If you need help with rent or other living costs, you can seek assistance from government programs. A rental assistance program can cut your monthly payment, while a utility aid program reduces your bills. Housing assistance can cover up to 70 percent of living costs. You can enroll in federal, state, and non-profit programs.
Each has different requirements, and you may need to submit an assistance application to multiple organizations. Learn more about the programs that can save you hundreds in living expenses.
The Housing Choice Voucher (HCV) program is the largest government rental assistance program. People also refer to the HCV program as ‘Section 8’ since it is the eighth section of the Housing Act of 1937. The Department of Housing and Urban Development (HUD) oversees the program, but each state administrates.
The program issues rental vouchers to qualified households to pay for a portion of their rent. The government pays the landlord directly, and the tenant pays the difference.
For example, a Section 8 tenant may only pay $500 towards a $1,100 rent. The government would pay the remaining $600 on their behalf.

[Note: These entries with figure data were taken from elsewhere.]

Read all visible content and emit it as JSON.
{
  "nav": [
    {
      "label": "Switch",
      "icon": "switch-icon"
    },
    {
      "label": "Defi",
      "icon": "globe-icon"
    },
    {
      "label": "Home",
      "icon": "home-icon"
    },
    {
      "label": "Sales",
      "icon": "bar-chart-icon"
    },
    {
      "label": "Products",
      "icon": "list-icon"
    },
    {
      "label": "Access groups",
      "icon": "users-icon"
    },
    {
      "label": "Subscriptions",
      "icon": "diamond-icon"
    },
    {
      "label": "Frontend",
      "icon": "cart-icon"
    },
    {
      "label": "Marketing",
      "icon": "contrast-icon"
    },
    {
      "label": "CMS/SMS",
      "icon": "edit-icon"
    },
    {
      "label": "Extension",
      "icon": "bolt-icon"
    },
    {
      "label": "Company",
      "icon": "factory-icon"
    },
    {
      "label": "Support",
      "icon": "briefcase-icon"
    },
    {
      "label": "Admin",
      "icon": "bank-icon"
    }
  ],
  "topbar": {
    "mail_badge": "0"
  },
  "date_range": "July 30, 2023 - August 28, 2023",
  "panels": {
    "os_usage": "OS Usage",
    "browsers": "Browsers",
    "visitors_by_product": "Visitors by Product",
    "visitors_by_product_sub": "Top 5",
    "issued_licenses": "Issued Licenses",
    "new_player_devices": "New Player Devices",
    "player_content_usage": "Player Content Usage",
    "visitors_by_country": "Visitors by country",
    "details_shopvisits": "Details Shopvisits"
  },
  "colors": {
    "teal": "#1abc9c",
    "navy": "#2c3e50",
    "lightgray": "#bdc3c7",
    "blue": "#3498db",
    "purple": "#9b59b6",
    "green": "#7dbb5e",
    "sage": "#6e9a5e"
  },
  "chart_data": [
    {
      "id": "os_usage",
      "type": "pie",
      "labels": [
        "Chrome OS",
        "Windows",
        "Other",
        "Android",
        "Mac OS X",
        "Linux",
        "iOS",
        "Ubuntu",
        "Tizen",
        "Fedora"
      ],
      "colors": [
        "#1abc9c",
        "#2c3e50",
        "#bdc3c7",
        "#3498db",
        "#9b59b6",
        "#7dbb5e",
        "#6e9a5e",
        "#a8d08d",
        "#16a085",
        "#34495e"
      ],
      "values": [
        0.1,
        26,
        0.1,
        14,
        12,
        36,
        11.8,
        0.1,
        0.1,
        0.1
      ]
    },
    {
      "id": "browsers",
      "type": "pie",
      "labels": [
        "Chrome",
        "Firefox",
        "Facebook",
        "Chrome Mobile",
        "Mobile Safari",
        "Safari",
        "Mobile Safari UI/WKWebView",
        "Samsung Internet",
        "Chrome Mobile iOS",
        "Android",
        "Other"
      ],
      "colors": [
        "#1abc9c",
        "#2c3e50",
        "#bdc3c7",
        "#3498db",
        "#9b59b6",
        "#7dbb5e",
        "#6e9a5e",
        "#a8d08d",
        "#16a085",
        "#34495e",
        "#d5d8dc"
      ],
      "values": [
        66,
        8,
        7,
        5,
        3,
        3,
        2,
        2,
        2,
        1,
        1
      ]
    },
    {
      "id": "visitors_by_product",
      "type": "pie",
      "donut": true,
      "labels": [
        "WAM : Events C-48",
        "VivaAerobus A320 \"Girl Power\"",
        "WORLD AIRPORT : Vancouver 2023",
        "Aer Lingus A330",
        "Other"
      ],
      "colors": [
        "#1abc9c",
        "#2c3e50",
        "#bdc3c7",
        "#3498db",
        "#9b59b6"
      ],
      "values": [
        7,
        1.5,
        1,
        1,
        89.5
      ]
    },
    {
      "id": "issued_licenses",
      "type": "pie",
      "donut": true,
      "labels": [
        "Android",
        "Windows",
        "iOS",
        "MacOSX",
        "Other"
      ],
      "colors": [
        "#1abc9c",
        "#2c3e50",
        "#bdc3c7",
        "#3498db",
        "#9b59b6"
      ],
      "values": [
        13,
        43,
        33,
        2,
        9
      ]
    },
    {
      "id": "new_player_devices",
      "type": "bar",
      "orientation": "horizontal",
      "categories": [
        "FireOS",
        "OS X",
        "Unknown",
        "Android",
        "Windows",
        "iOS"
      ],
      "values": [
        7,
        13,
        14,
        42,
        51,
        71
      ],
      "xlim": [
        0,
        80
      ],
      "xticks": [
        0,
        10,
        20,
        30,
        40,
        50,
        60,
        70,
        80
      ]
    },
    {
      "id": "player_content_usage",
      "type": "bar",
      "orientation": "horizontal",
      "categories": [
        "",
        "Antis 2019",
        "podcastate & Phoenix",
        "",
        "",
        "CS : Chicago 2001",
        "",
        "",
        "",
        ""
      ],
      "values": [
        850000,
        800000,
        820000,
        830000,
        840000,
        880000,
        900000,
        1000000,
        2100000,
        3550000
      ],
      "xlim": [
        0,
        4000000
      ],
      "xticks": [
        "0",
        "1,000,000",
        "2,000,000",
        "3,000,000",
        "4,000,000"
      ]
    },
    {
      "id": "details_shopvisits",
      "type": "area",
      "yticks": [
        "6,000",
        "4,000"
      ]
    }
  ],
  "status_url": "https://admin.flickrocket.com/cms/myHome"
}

Rental voucher values depend on the applicant’s household income, monthly living expenses, median living costs, and other factors. Section 8 beneficiaries can receive up to 70 percent off rent, which means they are responsible for at least 30 percent.
Basic Section 8 requirements include the following:
• Being a citizen or legal immigrant residing in the country
• Applying in the state where they live
• Meeting income requirements
Each local Public Housing Agencies (PHAs) will have income requirements that match the area’s median earnings and housing costs. Income limits and thresholds can vary from county to county.
Section 8 tenants can choose the rental apartment or house, provided it is up to government standards. The rental must meet HUD’s decent, safe, and sanitary definition. The home must pass the housing quality criteria and maintain those standards while receiving government payments.
Rental homes must participate in the program, and not all landlords accept Section 8 vouchers. However, enrollees can find Section 8 houses for rent through the HUD and local websites.
Since the demand for rental assistance is very high in some places, local PHAs may place qualified applicants on a waitlist. A PHA may also prioritize very low-income families and households with elderly or disabled family members. Families can apply to multiple local PHAs, as some may have shorter or no waitlists.